Das hatte zur Folge, dass eine Strafsache nur in den seltensten Fällen die Kriterien der Glaubhaftmachung nicht erfüllte und die Vorverhandlung zu einem routinemäßigen Absegnen der Anklagepunkte auf dem Weg zum Prozess verkam.
Trotzdem hatte diese Regelung auch für die Verteidigung ihren Wert. Ich erhielt nach wie vor Einblick in das, was mich erwartete, und die Gelegenheit, Fragen zu stellen, welche Zeugen und Beweismittel präsentiert würden. Und darin bestanden meine Vorbereitungen. Ich musste vorwegnehmen, welche Karten Freeman aufdecken würde, und mich entscheiden, wie ich gegen sie spielen würde.
Eine Einigung im Strafverfahren stand nicht zur Debatte. In diesem Punkt waren bislang weder Freeman noch meine Mandantin zu einem Kompromiss bereit. Wir steuerten unaufhaltsam auf einen Prozess zu, und ich könnte nicht behaupten, dass ich darüber unglücklich war. Wir hatten eine realistische Chance, und wenn Lisa Trammel sie nutzen wollte, sollte es nicht an mir scheitern.
An der Beweismittelfront hatten wir in den letzten Wochen sowohl Fortschritte als auch Rückschläge zu verbuchen. Wie erwartet, entschied Richter Morales entgegen unserer Anträge, das Polizeiverhör und die Durchsuchung von Lisa Trammels Haus beim Prozess zuzulassen. Damit war für die Anklage der Weg frei, ihre Beweisführung auf die drei Säulen Motiv, Gelegenheit und die Aussage der einzigen Augenzeugin zu stützen. Sie hatten die Zwangsversteigerung. Sie hatten Lisas Proteste gegen die Bank. Sie hatten ihre belastenden Aussagen bei der Vernehmung. Und vor allem hatten sie die Augenzeugin, Margo Schafer, die behauptete, Lisa wenige Minuten nach dem Mord in unmittelbarer Nähe der Bank gesehen zu haben.
Aber wir entwarfen eine Verteidigungsstrategie, die diese Säulen ins Wanken brachte und zahlreiche Beweise vorlegte, die entlastenden Charakter hatten.
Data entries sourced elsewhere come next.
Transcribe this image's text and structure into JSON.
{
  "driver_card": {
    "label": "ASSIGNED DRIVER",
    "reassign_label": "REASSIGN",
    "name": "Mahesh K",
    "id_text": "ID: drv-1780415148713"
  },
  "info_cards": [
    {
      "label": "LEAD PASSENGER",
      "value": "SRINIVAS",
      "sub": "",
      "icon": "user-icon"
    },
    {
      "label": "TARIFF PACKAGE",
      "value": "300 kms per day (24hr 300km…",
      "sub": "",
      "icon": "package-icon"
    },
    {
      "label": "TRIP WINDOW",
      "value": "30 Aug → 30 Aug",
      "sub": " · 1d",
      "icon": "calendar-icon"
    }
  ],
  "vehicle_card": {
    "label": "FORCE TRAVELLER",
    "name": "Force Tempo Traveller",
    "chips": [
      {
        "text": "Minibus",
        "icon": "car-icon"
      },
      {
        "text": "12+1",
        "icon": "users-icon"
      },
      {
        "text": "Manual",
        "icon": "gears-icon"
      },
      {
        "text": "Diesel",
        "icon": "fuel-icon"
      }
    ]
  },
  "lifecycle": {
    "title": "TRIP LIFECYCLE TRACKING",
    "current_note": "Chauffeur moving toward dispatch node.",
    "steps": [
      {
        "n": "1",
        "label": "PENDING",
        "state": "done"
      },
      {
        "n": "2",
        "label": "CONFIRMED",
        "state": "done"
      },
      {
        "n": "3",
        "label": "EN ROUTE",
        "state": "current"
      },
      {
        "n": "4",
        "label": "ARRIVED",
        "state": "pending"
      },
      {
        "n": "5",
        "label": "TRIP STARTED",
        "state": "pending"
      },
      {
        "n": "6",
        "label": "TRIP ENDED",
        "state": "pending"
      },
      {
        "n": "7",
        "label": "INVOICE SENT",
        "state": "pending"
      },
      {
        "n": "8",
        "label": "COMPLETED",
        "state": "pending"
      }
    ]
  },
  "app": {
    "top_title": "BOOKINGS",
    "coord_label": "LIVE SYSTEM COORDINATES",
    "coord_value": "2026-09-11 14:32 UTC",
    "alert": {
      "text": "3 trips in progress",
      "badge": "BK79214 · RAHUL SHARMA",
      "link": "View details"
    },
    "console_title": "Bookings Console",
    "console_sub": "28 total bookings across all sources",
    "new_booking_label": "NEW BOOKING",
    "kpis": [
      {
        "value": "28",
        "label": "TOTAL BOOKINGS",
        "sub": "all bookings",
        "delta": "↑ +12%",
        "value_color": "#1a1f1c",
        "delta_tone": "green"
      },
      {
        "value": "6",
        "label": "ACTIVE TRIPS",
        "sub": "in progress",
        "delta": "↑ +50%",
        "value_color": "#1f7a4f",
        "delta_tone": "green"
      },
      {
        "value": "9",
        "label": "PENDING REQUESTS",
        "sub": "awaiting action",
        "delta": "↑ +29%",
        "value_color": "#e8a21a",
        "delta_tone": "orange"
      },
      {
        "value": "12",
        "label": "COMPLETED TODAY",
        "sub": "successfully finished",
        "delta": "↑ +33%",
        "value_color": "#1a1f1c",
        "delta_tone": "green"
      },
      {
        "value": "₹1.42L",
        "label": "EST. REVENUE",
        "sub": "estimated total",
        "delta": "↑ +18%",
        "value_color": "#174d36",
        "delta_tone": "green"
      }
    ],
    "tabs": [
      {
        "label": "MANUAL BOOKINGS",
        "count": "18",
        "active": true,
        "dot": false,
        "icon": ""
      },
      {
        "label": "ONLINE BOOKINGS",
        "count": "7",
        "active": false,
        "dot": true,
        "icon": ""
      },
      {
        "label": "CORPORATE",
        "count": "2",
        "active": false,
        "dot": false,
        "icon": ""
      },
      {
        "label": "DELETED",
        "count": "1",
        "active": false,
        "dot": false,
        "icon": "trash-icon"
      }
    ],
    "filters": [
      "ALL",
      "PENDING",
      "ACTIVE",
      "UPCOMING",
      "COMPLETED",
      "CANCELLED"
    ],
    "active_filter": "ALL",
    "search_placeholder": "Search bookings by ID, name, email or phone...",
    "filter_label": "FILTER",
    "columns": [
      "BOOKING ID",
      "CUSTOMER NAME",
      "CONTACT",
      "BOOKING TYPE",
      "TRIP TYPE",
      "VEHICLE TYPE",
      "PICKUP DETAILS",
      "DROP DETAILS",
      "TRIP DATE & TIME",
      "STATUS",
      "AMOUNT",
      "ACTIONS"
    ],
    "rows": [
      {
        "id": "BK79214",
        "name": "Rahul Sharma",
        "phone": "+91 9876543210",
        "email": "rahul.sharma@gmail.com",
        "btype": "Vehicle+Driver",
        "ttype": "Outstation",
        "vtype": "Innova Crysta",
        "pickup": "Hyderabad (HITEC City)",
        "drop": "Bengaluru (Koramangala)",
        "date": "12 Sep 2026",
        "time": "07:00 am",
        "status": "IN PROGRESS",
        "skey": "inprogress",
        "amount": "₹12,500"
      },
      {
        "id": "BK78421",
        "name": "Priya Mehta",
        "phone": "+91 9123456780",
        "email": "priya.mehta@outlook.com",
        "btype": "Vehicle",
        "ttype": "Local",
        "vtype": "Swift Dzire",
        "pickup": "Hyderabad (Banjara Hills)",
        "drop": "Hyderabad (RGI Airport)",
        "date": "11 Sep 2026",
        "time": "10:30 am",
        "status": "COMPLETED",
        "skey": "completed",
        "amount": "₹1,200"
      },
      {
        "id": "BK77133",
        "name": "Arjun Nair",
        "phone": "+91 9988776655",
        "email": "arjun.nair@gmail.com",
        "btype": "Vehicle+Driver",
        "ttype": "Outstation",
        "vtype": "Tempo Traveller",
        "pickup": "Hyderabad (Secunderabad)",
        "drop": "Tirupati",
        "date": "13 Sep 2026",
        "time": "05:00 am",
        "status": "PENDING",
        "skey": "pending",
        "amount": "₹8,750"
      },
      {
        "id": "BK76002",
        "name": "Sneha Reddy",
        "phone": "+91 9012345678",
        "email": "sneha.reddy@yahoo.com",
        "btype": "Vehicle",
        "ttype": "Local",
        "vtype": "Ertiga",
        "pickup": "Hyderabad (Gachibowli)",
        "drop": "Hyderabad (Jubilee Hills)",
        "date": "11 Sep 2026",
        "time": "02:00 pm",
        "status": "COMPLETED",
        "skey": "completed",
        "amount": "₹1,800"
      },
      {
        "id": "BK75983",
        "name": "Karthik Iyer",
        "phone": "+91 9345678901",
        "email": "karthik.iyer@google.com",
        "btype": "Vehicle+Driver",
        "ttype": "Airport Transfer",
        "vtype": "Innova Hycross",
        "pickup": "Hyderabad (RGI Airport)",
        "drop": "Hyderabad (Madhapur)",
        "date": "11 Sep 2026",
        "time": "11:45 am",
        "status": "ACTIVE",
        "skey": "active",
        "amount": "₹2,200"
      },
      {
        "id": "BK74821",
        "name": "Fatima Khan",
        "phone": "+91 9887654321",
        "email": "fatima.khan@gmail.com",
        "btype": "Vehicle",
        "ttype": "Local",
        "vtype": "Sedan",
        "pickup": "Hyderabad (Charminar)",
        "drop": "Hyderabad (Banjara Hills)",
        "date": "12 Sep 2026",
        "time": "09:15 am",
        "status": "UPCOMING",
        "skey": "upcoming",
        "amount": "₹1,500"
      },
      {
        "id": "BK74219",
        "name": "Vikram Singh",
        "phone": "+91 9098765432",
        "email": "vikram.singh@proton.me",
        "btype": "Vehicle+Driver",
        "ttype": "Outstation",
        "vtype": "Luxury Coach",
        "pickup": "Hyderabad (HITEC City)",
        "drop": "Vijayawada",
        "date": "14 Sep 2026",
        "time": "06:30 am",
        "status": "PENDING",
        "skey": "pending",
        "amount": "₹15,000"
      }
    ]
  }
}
Bisher war keine Tatwaffe ermittelt oder gefunden worden, und der verzweifelte Versuch der Anklage, den Nachweis zu erbringen, dass ein winziger Blutfleck auf einer Rohrzange von der Werkbank in Lisas Garage von Mitchell Bondurant stammte, war kläglich gescheitert. Selbstverständlich würde die Anklage diesen Punkt bei der Vorverhandlung oder beim Prozess nicht zur Sprache bringen, aber ich konnte und würde es tun. Es ist Aufgabe der Verteidigung, der Staatsanwaltschaft die falschen Fährten und die Fehler bei den Ermittlungen um die Ohren zu hauen. Da kannte ich keine Hemmungen.